Jepang mengusir seorang pejabat senior Rusia yang ditempatkan di negara itu. Ini merupakan langkah balasan setelah sebelumnya Moskow juga mengusir diplomat Tokyo atas tuduhan mata-mata.

Pada hari Selasa (04/10/2022), Kementerian Luar Negeri Jepang mengatakan dalam sebuah pernyataan bahwa mereka akan mengusir seorang konsul Rusia di kota utara Sapporo. Ini, kata Jepang, tindakan yang sesuai dengan tindakan Moskow.

"Pemerintah Jepang mengumumkan satu konsul dari kantor konsulat jenderal Rusia di Sapporo persona non grata, dan menuntut agar orang tersebut meninggalkan Jepang dalam enam hari, yaitu pada 10 Oktober," kata pemerintah dalam sebuah pernyataan yang dikutip AFP.

"Duta Besar Rusia telah dipanggil dan diberitahu tentang keputusan tersebut," tambahnya.

Langkah ini sendiri dilakukan setelah sebelumnya Rusia menahan seorang diplomat Jepang yang berbasis di kota timur Vladivostok. Jepang menyebut langkah itu terkesan menekan diplomat itu dan menuntut permohonan maaf.

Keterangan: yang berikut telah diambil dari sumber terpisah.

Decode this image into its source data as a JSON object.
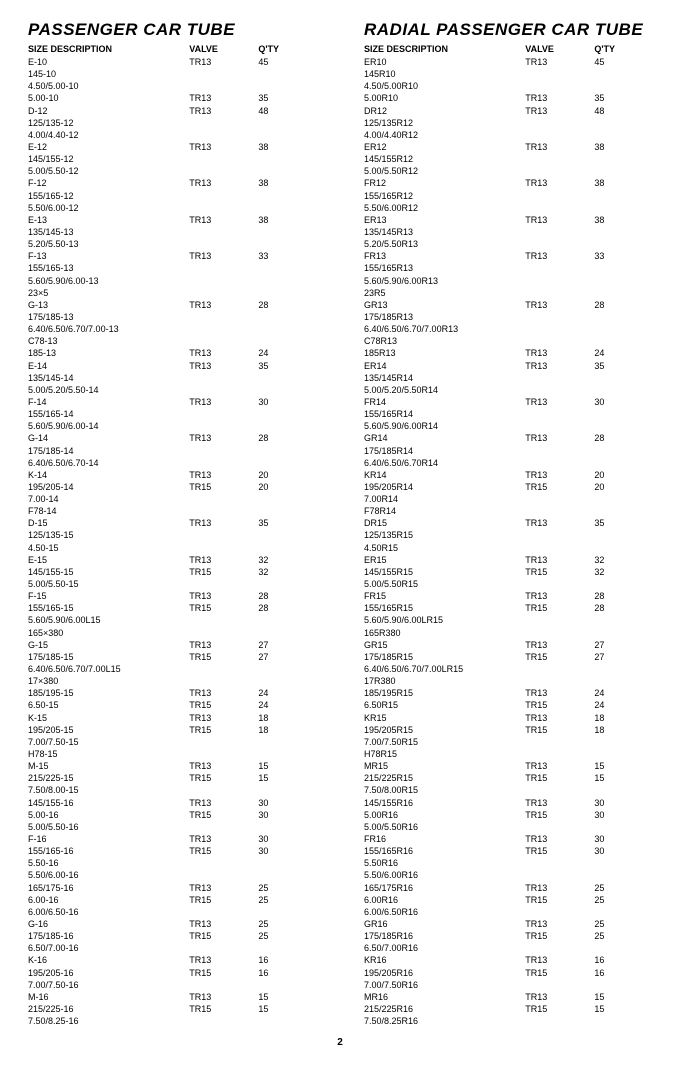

Pekan lalu, Juru Bicara pemerintah Hirokazu Matsuno mengatakan bahwa diplomat yang ditahan Rusia itu ditutup matanya ditekan pada kedua tangan dan kepalanya sehingga dia tidak dapat bergerak saat ditahan. Diplomat itu juga disebut diinterogasi dalam sebuah wawancara yang arogan.

"Jepang sangat memprotes tindakan yang tidak dapat dipercaya ini," ujarnya.

Rusia menganggap Jepang sebagai negara 'bermusuhan. Status ini juga dijatuhkan pada semua negara Uni Eropa, Amerika Serikat dan sekutunya, termasuk Inggris dan Australia. Pasalnya, seluruh negara ini telah menentang langkah Moskow dalam menyerang Ukraina serta menjatuhkan sanksi pada Negeri Beruang Putih.

Tokyo sendiri memiliki hubungan yang kompleks dengan Moskow bahkan sebelum serangan ke Ukraina. Kedua belah pihak belum menandatangani perjanjian damai pasca-Perang Dunia II dan juga bersengketa terkait beberapa kepulauan yang saat ini dikuasai Rusia.